The remaining traditional purveyors of news and newsworthy information have set high standards of quality for themselves. But they still produce lots of low-integrity, divisive or intentionally misleading content. They cling to the market for solutions, but the market usually fails to regulate public goods like news.
Moreover, trust-building initiatives ultimately have no credible mechanisms with which to enforce compliance with higher standards. And journalists, even those who are highly trained, skilled and experienced, are not part of a regulated profession such as law or medicine. That leaves room for malpractice without consequence.
Internet platforms such as Google, Facebook or Twitter – which bear a good chunk of responsibility for the declining integrity of the information that washes over us every day – have captured advertising revenue that used to be the lifeblood of traditional news media. It’s an example of how the market has failed to produce the best product or solution for the public.
Consumer responsibility and ownership of the challenge – not self-imposed standards by the new media themselves – can ensure the availability of vibrant, credible content. Putting consumers at the centre of the problem includes giving them real and durable skills to detect and weed out disinformation.
In Finland, for example, the government has for decades prioritized equipping its citizens from an early age with media literacy tools that help them navigate the otherwise confusing profusion of information they encounter. Media literacy is a basic ‘civic competence’ that every Finnish citizen has an obligation to possess, and it is infused through a range of government ministries and agencies.

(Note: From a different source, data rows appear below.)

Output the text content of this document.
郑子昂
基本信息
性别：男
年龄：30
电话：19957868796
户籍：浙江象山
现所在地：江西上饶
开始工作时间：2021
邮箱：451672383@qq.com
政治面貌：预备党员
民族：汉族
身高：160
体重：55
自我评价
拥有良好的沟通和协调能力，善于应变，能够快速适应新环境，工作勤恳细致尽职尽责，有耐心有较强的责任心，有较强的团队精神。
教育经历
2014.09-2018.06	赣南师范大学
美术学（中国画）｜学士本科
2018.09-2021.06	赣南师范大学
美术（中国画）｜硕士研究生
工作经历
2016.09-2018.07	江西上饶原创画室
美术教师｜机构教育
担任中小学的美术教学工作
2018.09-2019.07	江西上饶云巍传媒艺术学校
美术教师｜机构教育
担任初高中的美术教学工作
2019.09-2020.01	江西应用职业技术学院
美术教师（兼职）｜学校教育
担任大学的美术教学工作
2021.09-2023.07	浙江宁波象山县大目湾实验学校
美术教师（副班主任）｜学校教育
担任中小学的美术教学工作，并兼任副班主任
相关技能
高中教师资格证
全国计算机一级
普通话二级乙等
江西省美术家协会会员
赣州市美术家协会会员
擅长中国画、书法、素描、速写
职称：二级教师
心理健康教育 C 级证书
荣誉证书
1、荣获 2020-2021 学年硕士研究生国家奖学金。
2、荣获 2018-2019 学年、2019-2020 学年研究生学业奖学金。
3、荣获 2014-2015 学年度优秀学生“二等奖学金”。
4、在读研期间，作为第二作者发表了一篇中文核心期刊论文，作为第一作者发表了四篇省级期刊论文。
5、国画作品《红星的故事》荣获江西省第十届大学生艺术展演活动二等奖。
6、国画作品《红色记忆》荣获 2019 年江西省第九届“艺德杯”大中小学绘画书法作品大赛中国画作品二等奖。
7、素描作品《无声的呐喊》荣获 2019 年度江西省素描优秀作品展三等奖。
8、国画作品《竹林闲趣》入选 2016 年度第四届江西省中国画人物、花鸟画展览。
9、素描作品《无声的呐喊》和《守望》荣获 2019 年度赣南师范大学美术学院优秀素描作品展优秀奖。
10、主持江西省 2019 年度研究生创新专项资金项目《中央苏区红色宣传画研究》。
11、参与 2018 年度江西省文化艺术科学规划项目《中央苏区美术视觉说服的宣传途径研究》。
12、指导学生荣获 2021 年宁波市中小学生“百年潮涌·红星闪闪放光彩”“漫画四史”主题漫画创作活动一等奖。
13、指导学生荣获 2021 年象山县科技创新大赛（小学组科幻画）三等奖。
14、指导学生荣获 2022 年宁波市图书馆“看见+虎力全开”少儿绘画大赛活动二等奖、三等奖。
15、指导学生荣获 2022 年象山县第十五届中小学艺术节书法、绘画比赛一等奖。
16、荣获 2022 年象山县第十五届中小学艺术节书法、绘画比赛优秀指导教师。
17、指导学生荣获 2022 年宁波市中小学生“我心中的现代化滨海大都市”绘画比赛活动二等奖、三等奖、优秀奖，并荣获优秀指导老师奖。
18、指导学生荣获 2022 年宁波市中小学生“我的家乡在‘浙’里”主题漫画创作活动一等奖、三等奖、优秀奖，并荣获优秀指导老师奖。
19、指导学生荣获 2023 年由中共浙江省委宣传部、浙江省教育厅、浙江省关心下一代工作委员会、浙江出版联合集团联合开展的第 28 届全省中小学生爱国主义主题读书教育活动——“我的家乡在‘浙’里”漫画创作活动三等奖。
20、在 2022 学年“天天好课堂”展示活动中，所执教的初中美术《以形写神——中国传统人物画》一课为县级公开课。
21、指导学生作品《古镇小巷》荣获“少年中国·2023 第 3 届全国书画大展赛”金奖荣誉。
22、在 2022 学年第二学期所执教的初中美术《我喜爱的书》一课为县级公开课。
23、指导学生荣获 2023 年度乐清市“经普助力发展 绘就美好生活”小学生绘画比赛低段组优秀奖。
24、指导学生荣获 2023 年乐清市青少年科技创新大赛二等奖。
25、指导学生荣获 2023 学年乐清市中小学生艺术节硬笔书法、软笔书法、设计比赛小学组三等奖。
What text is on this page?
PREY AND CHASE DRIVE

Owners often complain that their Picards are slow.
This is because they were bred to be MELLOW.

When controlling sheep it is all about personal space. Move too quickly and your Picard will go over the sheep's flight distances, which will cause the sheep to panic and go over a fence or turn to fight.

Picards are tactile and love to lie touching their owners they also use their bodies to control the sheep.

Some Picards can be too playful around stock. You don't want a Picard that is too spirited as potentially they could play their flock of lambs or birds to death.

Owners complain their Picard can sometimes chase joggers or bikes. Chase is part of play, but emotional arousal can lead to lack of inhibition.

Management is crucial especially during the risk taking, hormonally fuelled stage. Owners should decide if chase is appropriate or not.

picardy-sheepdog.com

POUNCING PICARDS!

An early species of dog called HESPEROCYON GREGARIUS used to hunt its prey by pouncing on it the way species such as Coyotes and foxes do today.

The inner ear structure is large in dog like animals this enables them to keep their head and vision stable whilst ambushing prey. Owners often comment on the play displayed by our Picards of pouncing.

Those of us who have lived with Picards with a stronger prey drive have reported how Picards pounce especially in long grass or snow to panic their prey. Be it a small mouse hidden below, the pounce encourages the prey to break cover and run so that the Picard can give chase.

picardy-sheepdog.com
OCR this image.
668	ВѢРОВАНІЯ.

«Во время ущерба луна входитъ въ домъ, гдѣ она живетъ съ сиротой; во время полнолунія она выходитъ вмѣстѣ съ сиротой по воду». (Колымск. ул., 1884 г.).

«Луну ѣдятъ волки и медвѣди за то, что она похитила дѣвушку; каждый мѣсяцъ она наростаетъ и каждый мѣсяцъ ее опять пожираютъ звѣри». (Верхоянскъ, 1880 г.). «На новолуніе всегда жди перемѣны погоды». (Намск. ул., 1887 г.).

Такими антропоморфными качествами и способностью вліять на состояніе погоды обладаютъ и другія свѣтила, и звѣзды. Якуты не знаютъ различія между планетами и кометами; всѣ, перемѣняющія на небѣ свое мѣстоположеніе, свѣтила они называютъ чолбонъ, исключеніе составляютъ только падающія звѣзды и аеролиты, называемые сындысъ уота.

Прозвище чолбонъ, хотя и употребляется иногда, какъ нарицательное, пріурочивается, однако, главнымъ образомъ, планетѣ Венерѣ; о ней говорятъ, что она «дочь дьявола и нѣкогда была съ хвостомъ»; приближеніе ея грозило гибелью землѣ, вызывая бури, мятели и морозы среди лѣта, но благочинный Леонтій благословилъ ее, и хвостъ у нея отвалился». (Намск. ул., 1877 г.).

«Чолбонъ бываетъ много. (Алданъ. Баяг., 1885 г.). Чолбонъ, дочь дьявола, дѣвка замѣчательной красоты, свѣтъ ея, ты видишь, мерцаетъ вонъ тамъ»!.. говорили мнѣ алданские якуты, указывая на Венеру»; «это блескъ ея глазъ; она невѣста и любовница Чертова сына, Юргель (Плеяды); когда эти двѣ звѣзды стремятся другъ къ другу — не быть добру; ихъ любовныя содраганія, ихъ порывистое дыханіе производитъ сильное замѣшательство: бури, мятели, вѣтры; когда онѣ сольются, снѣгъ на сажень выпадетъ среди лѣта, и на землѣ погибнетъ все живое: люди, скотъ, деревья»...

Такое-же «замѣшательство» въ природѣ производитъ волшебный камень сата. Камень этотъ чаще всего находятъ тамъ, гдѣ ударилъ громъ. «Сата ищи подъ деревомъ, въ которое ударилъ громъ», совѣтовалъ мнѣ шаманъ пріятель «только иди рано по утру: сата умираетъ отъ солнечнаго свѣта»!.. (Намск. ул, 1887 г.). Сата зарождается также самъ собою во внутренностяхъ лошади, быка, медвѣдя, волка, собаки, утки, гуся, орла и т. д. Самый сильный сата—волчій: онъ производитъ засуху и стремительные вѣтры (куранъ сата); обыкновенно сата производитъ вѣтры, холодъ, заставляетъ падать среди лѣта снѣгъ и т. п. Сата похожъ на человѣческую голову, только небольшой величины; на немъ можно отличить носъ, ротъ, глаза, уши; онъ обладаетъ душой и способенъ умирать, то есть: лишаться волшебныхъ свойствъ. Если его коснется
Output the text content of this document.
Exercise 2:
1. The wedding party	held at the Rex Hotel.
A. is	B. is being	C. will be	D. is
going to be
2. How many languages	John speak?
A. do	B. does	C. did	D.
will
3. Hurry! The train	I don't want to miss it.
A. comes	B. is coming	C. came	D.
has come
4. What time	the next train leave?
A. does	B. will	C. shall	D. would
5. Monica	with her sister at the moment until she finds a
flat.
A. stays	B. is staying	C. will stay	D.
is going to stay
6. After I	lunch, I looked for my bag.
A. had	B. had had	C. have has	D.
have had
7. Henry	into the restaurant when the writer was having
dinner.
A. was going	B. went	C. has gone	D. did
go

Elsewhere around the world, media literacy is at best treated as a nice but inessential skill. At worst, it’s something governments and other institutions try to deny their citizens. But like reading, writing and arithmetic, we simply cannot have a strong society without it.
Restoring public trust in media also depends upon creating environments that strengthen local media. In the US, local media – print, online and broadcast – enjoy far greater trust by consumers than national media do, according to recent research. But most new outlets that have not already gone out of business struggle to stay afloat financially and operate without the resources to deliver fully on the public’s trust.
It is time to experiment with new business models that, as some argue, makes them less dependent on advertising revenue and more on subscriptions. That puts the consumers of news, not advertisers, at the centre of the enterprise. At a time when so much news and information is available for free, this might feel unrealistic. But there’s already evidence that readers in several countries seem ready to pay for news.
Finally, much of the distrust of media is generated or exponentially increased on internet platforms. As even Facebook founder and CEO Mark Zuckerberg has conceded recently, the platforms can no longer be the dominant infrastructure for the dissemination of a public good – healthy information – and escape sensible regulation that, again, puts the interests of news consumers first.
That is a welcome and long-overdue development. But it will only be effective if news consumers themselves are put at the centre of the solution to a deepening challenge that we can’t afford to ignore.